Verity Farrell and her late husband decided not to have the standard chromosome tests when she fell pregnant with her fifth child at the age of 43 years. She already had four healthy children, all delivered by waterbirth with the assistance of skilled midwives.
Verity intended to have another water birth for Rebecca, even though her body felt tired and the pregnancy long, and this baby did not seem to move as much in utero as her four siblings had done. This is Verity’s story…
My son was born on a Christmas Day and Rebecca was due on the Easter weekend of 2007. The coincidence led to some surprising introductions, as I could not find a doctor willing to work or even be on standby on a public holiday.
But I tearfully convinced the midwives I could not do a natural birth, so they put together a team of specialists who would be available on Easter morning.
When she was born, the doctors were panicked by her low heart rate, while my husband and I stayed calm and tried to absorb the shock reactions of the people around us.
As Rebecca was lifted out of my womb the paediatrician announced to the theatre: “I see Downs symptoms here!” Much excitement followed as nurses demanded to know if I’d been tested for a Down syndrome (DS) child, or been offered my rights to terminate the pregnancy.
Rebecca had a large hole in her heart, which is typical of 50% of DS babies, and other cardiac complications. She was rushed to NICU for resuscitation, and we were informed that she would remain on life support until a high-risk operation at 23 weeks could be performed.
If successful, this operation would be followed by open heart surgery when Rebecca was three years old to permanently patch the holes.
“Early intervention in the form of physiotherapy, speech and occupational therapy is imperative to the functioning of a DS child, but I strongly recommend early socialisation too.”

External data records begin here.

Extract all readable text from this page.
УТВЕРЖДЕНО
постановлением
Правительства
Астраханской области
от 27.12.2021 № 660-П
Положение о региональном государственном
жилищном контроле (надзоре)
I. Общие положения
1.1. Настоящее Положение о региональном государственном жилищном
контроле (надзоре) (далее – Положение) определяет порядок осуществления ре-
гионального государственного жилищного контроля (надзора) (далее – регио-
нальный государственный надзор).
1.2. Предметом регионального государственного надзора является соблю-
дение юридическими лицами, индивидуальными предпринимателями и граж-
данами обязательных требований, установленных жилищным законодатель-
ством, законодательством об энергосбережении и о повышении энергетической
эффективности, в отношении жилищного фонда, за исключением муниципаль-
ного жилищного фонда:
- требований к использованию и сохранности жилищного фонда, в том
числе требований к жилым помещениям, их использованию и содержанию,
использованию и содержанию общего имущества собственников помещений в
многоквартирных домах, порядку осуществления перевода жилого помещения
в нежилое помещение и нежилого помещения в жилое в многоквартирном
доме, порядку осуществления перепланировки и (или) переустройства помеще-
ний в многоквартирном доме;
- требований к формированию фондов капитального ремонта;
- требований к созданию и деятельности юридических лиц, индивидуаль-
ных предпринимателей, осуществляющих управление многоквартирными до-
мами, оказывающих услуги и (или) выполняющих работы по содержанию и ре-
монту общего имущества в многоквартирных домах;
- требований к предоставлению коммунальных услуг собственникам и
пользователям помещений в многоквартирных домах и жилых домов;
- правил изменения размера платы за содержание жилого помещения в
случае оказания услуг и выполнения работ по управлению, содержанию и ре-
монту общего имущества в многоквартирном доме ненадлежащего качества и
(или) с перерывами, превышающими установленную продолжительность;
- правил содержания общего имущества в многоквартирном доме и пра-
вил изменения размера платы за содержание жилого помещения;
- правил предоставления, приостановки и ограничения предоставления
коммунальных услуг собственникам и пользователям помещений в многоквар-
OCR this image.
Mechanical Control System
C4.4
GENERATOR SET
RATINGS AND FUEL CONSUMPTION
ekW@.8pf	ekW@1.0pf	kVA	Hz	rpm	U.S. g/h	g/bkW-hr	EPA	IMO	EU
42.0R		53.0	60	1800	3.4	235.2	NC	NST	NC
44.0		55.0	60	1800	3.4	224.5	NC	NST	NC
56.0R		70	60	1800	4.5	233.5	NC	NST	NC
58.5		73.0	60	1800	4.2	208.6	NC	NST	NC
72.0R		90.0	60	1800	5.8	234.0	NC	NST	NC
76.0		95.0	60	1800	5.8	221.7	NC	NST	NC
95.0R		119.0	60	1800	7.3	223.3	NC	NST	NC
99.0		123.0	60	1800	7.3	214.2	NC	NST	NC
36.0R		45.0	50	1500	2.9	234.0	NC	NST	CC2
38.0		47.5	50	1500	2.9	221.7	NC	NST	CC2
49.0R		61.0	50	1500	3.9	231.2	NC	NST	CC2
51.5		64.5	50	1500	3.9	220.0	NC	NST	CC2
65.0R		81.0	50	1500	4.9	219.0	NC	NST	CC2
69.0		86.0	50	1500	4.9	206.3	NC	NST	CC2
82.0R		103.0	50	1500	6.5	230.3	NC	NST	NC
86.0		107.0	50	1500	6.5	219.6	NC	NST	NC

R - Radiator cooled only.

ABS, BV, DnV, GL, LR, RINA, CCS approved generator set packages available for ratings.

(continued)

Secretly, while strapped to the gurney, my heart leapt at the thought of having a ‘different’ child. During a fun 3D scan 32 weeks into pregnancy, I stared at her picture and told my husband I suspected she had DS.
Regrettably, we told no one, so her Trisomy 21 diagnosis still came as a big shock at birth. Her siblings, in particular, were very anxious, desperate for information and the assurance that their baby sister would live.
My advice to a new mother of a DS baby is to simply accept the challenge and enjoy every milestone as you would enjoy those of a typically developing child. Raising Rebecca has been great fun and more rewarding than anything I’ve ever done in my life.
A DS child will have developmental delays, but these can be wonderful learning experiences for everyone involved. In many ways it is easier to raise a child with Down syndrome, since expectations are typically low and very basic – and Rebecca has met and exceeded all of them.
Nine years later, we have complete assurance that Rebecca will live a long life. She has speech, physio and occupational therapy to overcome low muscle tone and assist her participation in mainstream schooling.
Our loving and lively youngest daughter has given us much pleasure, joy and also comfort in time of loss and grief. She has overcome physical, social and intellectual barriers and is an inspiration to everyone.
Early intervention in the form of physiotherapy, speech and occupational therapy is imperative to the functioning of a DS child, but I strongly recommend early socialisation too. Treat your child as a ‘normal’, typically developing child. Never lower your expectations.
Rebecca is a central part of our family. We never hide her away from society, but teach her the skills necessary to function in it. We encourage her constantly and are very proud of all her accomplishments, particularly her participation in Grade One at a mainstream government school.
Down syndrome people seem to engender a love and friendliness that are sorely missing in our world today. Against the odds and discouragement of a society which frowns on difference, I maintain that my vision that Rebecca will be a fully-functioning, contributing member of society one day.